Federated Learning: A new frontier in the exploration of multi-institutional medical imaging data
Dominika Ciupek, Maciej Malawski, Tomasz Pieciak
TL;DR
This review frames federated learning as a practical path to harness multi-institution medical imaging data while preserving patient privacy. It rigorously surveys FL theory, aggregation and learning algorithms, data privacy techniques, system architectures, and real-world clinical deployments, emphasizing challenges from data and model heterogeneity to malicious actors and communication constraints.

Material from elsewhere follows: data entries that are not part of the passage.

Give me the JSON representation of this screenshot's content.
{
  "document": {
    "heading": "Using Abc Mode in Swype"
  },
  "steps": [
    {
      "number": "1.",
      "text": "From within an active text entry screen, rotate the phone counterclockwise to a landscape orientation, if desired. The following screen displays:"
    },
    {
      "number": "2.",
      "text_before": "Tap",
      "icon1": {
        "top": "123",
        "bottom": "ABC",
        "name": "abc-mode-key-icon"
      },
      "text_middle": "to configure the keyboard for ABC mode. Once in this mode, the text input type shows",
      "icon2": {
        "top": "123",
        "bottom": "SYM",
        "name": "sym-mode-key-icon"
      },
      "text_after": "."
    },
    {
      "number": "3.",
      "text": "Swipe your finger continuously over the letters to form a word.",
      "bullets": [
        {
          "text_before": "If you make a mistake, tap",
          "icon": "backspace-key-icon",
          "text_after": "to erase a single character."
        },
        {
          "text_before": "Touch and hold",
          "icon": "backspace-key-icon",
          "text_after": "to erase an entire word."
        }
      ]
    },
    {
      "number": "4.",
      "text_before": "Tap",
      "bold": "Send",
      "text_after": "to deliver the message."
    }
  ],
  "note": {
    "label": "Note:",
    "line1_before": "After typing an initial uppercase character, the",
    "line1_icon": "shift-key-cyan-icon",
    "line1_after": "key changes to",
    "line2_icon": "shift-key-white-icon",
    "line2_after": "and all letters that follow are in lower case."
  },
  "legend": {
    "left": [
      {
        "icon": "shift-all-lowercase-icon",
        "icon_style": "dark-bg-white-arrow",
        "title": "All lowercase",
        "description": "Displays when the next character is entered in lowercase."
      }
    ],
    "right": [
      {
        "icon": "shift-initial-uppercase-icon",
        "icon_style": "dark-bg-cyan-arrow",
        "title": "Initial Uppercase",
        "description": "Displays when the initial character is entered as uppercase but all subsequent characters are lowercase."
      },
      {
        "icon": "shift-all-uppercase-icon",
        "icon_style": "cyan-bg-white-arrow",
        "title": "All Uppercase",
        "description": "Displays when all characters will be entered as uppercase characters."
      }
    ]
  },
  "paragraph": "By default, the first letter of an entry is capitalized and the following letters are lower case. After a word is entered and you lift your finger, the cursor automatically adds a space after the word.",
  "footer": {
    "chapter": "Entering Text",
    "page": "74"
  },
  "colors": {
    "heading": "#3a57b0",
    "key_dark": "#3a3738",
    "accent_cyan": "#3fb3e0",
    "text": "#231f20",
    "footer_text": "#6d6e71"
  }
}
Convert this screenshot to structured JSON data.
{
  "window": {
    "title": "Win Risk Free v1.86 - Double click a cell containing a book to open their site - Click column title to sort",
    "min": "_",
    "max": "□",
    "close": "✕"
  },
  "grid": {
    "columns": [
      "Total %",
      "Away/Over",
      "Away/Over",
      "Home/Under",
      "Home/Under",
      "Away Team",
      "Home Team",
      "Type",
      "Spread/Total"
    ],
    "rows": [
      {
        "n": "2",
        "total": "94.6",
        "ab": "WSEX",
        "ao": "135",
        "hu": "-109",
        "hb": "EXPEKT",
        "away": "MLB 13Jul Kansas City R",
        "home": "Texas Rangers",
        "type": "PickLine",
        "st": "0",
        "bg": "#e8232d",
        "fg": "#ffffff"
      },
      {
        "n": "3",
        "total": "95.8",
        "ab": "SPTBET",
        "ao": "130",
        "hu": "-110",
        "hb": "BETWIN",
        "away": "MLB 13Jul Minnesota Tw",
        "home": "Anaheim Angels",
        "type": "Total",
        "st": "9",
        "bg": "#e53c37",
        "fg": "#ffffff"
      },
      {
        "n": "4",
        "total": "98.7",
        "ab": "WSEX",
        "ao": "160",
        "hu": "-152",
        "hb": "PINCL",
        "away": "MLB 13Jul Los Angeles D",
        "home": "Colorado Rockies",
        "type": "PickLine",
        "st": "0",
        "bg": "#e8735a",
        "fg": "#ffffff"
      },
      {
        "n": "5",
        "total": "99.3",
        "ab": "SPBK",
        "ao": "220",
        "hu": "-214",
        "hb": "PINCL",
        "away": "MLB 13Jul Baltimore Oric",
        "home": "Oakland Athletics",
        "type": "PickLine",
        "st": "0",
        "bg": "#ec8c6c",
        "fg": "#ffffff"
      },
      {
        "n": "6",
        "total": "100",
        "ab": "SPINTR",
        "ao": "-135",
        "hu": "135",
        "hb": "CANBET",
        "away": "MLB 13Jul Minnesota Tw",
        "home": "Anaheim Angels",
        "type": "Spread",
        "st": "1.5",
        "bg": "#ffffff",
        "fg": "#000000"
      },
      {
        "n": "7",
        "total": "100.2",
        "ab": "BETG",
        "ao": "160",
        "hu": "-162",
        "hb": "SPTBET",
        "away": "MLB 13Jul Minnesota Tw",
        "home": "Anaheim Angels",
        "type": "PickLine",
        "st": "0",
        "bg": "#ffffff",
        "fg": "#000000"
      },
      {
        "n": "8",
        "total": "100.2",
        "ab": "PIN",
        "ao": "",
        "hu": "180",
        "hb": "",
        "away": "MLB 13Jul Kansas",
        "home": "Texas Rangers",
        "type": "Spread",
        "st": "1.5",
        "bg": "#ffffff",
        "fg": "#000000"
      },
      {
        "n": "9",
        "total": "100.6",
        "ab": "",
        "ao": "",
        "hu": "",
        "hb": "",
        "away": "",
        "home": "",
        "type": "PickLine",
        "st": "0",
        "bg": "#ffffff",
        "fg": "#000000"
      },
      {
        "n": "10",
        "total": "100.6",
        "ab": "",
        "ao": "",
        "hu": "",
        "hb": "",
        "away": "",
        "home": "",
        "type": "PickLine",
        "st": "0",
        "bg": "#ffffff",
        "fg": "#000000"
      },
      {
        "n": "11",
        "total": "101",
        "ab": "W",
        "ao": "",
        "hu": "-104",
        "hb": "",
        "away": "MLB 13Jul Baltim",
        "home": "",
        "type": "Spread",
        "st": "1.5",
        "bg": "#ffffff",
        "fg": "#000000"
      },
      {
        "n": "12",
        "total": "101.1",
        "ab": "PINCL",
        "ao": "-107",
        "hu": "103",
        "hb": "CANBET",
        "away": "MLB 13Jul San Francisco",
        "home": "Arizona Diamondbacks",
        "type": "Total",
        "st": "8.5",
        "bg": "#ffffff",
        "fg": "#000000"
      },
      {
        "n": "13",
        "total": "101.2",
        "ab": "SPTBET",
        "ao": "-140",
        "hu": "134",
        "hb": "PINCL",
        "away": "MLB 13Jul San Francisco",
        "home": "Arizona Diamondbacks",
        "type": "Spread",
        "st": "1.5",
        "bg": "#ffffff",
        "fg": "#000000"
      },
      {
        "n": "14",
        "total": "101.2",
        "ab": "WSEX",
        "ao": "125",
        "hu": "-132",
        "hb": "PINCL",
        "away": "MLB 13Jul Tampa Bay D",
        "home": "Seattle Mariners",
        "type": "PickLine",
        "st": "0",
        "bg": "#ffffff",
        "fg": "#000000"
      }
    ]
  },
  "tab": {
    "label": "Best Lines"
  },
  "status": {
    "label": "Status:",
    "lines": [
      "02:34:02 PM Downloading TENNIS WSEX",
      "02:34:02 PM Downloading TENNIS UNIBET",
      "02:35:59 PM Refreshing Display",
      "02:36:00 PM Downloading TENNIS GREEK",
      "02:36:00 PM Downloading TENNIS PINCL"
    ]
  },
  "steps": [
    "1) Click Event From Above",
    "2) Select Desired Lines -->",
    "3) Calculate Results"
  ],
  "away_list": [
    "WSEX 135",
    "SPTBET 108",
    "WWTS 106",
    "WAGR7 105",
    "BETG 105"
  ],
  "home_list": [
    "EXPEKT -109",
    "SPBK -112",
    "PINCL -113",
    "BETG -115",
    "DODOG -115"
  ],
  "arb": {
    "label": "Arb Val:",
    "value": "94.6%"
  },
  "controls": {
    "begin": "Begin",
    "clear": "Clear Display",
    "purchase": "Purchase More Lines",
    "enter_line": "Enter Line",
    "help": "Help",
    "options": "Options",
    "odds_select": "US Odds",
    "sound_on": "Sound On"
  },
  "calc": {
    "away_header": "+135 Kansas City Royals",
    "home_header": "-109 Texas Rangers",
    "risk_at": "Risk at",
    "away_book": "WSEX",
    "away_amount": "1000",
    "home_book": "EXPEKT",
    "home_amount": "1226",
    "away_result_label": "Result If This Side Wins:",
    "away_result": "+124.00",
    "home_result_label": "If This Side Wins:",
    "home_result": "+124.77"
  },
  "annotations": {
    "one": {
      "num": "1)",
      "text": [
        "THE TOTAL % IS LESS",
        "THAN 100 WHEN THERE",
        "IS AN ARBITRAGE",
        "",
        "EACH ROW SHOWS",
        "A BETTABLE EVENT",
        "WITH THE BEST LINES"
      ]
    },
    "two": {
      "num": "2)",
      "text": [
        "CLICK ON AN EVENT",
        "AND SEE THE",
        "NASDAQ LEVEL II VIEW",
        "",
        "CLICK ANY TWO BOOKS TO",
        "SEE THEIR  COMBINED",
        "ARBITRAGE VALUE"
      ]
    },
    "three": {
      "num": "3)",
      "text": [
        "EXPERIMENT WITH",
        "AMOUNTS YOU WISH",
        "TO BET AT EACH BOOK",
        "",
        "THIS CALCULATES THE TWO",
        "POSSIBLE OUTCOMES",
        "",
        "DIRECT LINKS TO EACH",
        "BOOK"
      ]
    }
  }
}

The authors synthesize MI-specific aggregation/learning methods, discuss open-source frameworks, and illustrate real-world deployments and their hurdles, offering issue–method–effect mappings and guidance for future development. The work highlights the central role of tools like FedAvg, personalized and split-learning strategies, and privacy-preserving techniques in advancing clinically relevant FL systems across diverse imaging modalities. Overall, FL is positioned as a transformative framework for secure, scalable, multi-site medical imaging AI with actionable directions for standardization, validation, and deployment in clinical workflows.
Abstract
Artificial intelligence has transformed the perspective of medical imaging, leading to a genuine technological revolution in modern computer-assisted healthcare systems. However, ubiquitously featured deep learning (DL) systems require access to a considerable amount of data, facilitating proper knowledge extraction and generalization. Access to such extensive resources may be hindered due to the time and effort required to convey ethical agreements, set up and carry the acquisition procedures through, and manage the datasets adequately with a particular emphasis on proper anonymization. One of the pivotal challenges in the DL field is data integration from various sources acquired using different hardware vendors, diverse acquisition protocols, experimental setups, and even inter-operator variabilities. In this paper, we review the federated learning (FL) concept that fosters the integration of large-scale heterogeneous datasets from multiple institutions in training DL models. In contrast to a centralized approach, the decentralized FL procedure promotes training DL models while preserving data privacy at each institution involved. We formulate the FL principle and comprehensively review general and specialized medical imaging aggregation and learning algorithms, enabling the generation of a globally generalized model. We meticulously go through the challenges in constructing FL-based systems, such as data and model heterogeneities across the institutions, resilience to potential attacks on data privacy, and the variability in computational and communication resources among the entangled sites that might induce efficiency issues of the entire system. Finally, we explore the up-to-date open frameworks for rapid FL-based algorithm prototyping, comprehensively present real-world implementations of FL systems and shed light on future directions in this intensively growing field.